A return ticket is usually only a fraction more than a return ticket. Why risk it, get the return and if you don't use the return part then it doesn't matter.


----------



## GW75 (Feb 26, 2011)

Pete79 said:


> A return ticket is usually only a fraction more than a return ticket. Why risk it, get the return and if you don't use the return part then it doesn't matter.


Fair enough, but $700 is the difference in price. Money I'd rather have than throwing it away. I'll risk it and hopefully not regret it.


----------



## Jynxgirl (Nov 27, 2009)

She most likely wont even be asked but if she is, all she need to do is state she is coming for a holiday with family and doesnt have a return date as doesnt know if they will be going to another destination.
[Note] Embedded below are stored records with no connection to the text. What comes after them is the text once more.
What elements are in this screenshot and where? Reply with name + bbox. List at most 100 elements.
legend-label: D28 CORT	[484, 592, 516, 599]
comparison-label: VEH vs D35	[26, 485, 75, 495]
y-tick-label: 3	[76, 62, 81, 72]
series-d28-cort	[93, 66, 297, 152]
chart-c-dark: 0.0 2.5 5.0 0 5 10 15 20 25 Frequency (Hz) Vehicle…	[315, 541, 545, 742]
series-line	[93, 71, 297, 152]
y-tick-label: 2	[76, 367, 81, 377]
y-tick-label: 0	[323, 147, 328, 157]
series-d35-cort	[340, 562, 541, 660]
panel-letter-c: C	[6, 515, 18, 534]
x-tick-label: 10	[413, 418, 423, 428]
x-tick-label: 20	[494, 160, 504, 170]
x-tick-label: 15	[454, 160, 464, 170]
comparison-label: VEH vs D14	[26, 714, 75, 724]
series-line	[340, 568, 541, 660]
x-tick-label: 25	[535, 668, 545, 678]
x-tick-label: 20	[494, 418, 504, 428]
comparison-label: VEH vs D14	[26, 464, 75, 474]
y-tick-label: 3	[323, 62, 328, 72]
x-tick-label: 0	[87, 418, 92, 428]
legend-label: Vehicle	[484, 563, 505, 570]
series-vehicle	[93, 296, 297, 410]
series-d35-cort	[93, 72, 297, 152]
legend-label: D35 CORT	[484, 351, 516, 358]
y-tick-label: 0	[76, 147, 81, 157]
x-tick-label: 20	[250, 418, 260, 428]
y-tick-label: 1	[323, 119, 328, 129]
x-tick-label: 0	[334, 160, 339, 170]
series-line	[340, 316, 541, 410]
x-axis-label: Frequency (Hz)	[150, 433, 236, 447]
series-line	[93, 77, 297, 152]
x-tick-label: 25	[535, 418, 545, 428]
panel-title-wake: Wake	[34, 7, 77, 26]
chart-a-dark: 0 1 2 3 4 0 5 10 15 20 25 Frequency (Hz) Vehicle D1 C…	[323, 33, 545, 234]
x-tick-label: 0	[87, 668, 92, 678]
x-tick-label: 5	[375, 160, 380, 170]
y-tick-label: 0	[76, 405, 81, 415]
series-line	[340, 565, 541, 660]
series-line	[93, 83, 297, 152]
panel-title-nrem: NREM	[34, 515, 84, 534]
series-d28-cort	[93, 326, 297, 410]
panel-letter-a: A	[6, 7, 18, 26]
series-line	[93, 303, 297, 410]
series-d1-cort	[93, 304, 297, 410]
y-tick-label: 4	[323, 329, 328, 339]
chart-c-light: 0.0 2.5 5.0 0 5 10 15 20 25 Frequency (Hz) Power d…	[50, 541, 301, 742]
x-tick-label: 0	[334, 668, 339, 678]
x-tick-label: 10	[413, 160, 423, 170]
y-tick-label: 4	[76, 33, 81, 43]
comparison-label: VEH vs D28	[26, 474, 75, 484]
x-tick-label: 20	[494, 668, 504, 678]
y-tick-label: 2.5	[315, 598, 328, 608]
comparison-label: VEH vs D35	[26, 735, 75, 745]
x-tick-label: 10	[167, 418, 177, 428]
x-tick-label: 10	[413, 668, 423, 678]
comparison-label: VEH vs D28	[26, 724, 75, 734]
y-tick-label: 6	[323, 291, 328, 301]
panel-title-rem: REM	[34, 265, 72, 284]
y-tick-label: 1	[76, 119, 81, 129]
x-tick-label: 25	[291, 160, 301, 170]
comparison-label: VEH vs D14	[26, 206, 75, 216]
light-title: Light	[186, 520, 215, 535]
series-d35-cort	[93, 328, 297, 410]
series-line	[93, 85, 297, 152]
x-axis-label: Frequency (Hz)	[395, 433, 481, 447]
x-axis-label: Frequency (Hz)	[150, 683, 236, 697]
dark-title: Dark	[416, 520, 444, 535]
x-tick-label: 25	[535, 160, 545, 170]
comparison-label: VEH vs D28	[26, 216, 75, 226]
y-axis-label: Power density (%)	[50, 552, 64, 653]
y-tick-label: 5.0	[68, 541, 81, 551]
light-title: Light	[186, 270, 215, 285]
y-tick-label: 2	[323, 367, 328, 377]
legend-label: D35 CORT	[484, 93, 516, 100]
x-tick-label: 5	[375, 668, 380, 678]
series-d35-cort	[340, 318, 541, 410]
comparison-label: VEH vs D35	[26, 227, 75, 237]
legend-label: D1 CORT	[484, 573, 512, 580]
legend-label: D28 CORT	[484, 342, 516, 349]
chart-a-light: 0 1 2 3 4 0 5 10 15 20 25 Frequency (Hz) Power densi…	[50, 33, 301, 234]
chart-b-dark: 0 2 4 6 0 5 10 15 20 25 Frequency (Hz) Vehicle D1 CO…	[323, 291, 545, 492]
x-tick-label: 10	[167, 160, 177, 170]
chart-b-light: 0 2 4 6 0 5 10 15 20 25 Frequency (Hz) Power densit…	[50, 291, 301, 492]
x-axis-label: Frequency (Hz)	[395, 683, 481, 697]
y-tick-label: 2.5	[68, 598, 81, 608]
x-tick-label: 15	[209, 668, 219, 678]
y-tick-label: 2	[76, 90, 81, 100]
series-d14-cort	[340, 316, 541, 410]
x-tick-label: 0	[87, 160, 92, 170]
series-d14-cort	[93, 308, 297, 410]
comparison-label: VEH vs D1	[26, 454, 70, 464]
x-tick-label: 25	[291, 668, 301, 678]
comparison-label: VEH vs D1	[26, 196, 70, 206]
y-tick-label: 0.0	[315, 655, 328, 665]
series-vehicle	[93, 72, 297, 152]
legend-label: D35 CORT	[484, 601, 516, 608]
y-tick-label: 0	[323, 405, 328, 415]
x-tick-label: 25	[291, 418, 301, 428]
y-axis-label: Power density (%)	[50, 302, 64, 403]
They will probly wave her on through though. I have yet to have anyone actually bother asking me much of anything as would interrupt their conversation they are having on their bluetooth.


----------



## mgb (Sep 6, 2008)

It might be an idea to take a letter from you, and maybe even one from your employer, explaining the situation.

I nearly wasn't allowed on my flight out of the UK as I had a one way ticket and no letter from my hubby. I did have a "pink slip" waiting for me at AD airport and they eventually let me on the plane once I convinced them of this!


----------